Oftmals würdigen wir die Menschen, die aus unserer Mitte kommen, nicht. Darum ist es eine besondere Freude und Überraschung, in diesen Tagen all die guten Worte von unseren SEMPRE Accelerators Projektpartnern zu erhalten:

„Wir sind alle sehr froh, dass wir die Möglichkeit hatten, Martin kennenzulernen, den nettesten Menschen, den ihr überhaupt auf diesem Planeten findet könnt. In unserer kleinen Welt der europäischen Projekte und EU-Finanzierungen habe ich selten jemanden getroffen, den Geld so wenig interessierte. Es ging ihm immer darum,Veränderungen zu bewirken im Leben der Menschen.
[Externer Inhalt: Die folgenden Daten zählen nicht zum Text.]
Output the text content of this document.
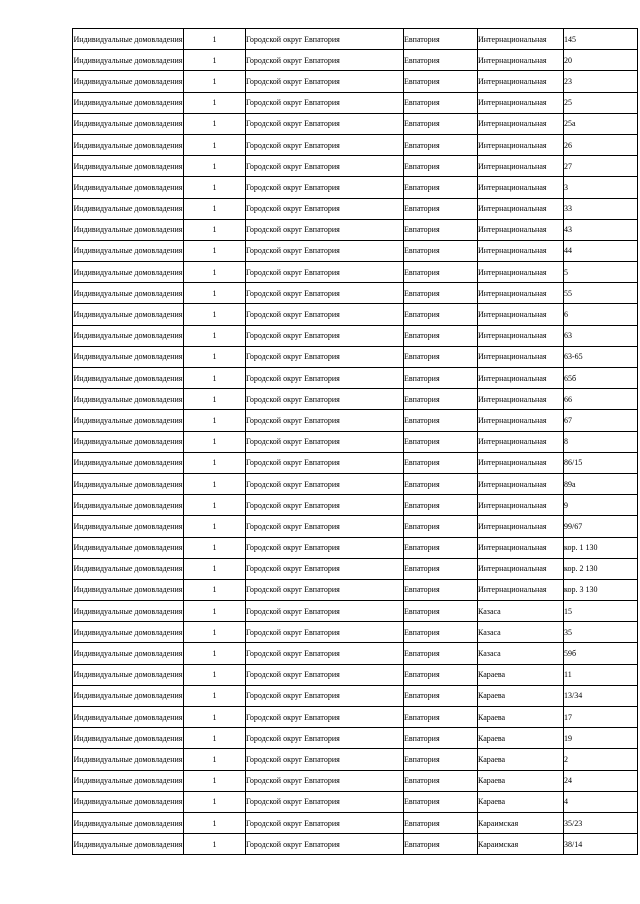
Индивидуальные домовладения	1	Городской округ Евпатория	Евпатория	Интернациональная	145
Индивидуальные домовладения	1	Городской округ Евпатория	Евпатория	Интернациональная	20
Индивидуальные домовладения	1	Городской округ Евпатория	Евпатория	Интернациональная	23
Индивидуальные домовладения	1	Городской округ Евпатория	Евпатория	Интернациональная	25
Индивидуальные домовладения	1	Городской округ Евпатория	Евпатория	Интернациональная	25а
Индивидуальные домовладения	1	Городской округ Евпатория	Евпатория	Интернациональная	26
Индивидуальные домовладения	1	Городской округ Евпатория	Евпатория	Интернациональная	27
Индивидуальные домовладения	1	Городской округ Евпатория	Евпатория	Интернациональная	3
Индивидуальные домовладения	1	Городской округ Евпатория	Евпатория	Интернациональная	33
Индивидуальные домовладения	1	Городской округ Евпатория	Евпатория	Интернациональная	43
Индивидуальные домовладения	1	Городской округ Евпатория	Евпатория	Интернациональная	44
Индивидуальные домовладения	1	Городской округ Евпатория	Евпатория	Интернациональная	5
Индивидуальные домовладения	1	Городской округ Евпатория	Евпатория	Интернациональная	55
Индивидуальные домовладения	1	Городской округ Евпатория	Евпатория	Интернациональная	6
Индивидуальные домовладения	1	Городской округ Евпатория	Евпатория	Интернациональная	63
Индивидуальные домовладения	1	Городской округ Евпатория	Евпатория	Интернациональная	63-65
Индивидуальные домовладения	1	Городской округ Евпатория	Евпатория	Интернациональная	65б
Индивидуальные домовладения	1	Городской округ Евпатория	Евпатория	Интернациональная	66
Индивидуальные домовладения	1	Городской округ Евпатория	Евпатория	Интернациональная	67
Индивидуальные домовладения	1	Городской округ Евпатория	Евпатория	Интернациональная	8
Индивидуальные домовладения	1	Городской округ Евпатория	Евпатория	Интернациональная	86/15
Индивидуальные домовладения	1	Городской округ Евпатория	Евпатория	Интернациональная	89а
Индивидуальные домовладения	1	Городской округ Евпатория	Евпатория	Интернациональная	9
Индивидуальные домовладения	1	Городской округ Евпатория	Евпатория	Интернациональная	99/67
Индивидуальные домовладения	1	Городской округ Евпатория	Евпатория	Интернациональная	кор. 1 130
Индивидуальные домовладения	1	Городской округ Евпатория	Евпатория	Интернациональная	кор. 2 130
Индивидуальные домовладения	1	Городской округ Евпатория	Евпатория	Интернациональная	кор. 3 130
Индивидуальные домовладения	1	Городской округ Евпатория	Евпатория	Казаса	15
Индивидуальные домовладения	1	Городской округ Евпатория	Евпатория	Казаса	35
Индивидуальные домовладения	1	Городской округ Евпатория	Евпатория	Казаса	59б
Индивидуальные домовладения	1	Городской округ Евпатория	Евпатория	Караева	11
Индивидуальные домовладения	1	Городской округ Евпатория	Евпатория	Караева	13/34
Индивидуальные домовладения	1	Городской округ Евпатория	Евпатория	Караева	17
Индивидуальные домовладения	1	Городской округ Евпатория	Евпатория	Караева	19
Индивидуальные домовладения	1	Городской округ Евпатория	Евпатория	Караева	2
Индивидуальные домовладения	1	Городской округ Евпатория	Евпатория	Караева	24
Индивидуальные домовладения	1	Городской округ Евпатория	Евпатория	Караева	4
Индивидуальные домовладения	1	Городской округ Евпатория	Евпатория	Караимская	35/23
Индивидуальные домовладения	1	Городской округ Евпатория	Евпатория	Караимская	38/14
Wir sind sehr traurig, dass er uns verlassen hat und wir können nur erahnen, was dieser Verlust für all die Menschen in Liepaja bedeutet, die tagtäglich mit ihm zusammengearbeitet haben.“

So sehr wirst Du, Deine Persönlichkeit und Deine Arbeit von Menschen in Deutschland, Dänemark, Litauen, Estland, Russland und Tschechien gewürdigt! Das Empowerment-Handbuch, was in internationaler Zusammenarbeit gerade fertiggestellt worden ist und an dem Du so viel mitgearbeitet hast, wird Dir gewidmet sein.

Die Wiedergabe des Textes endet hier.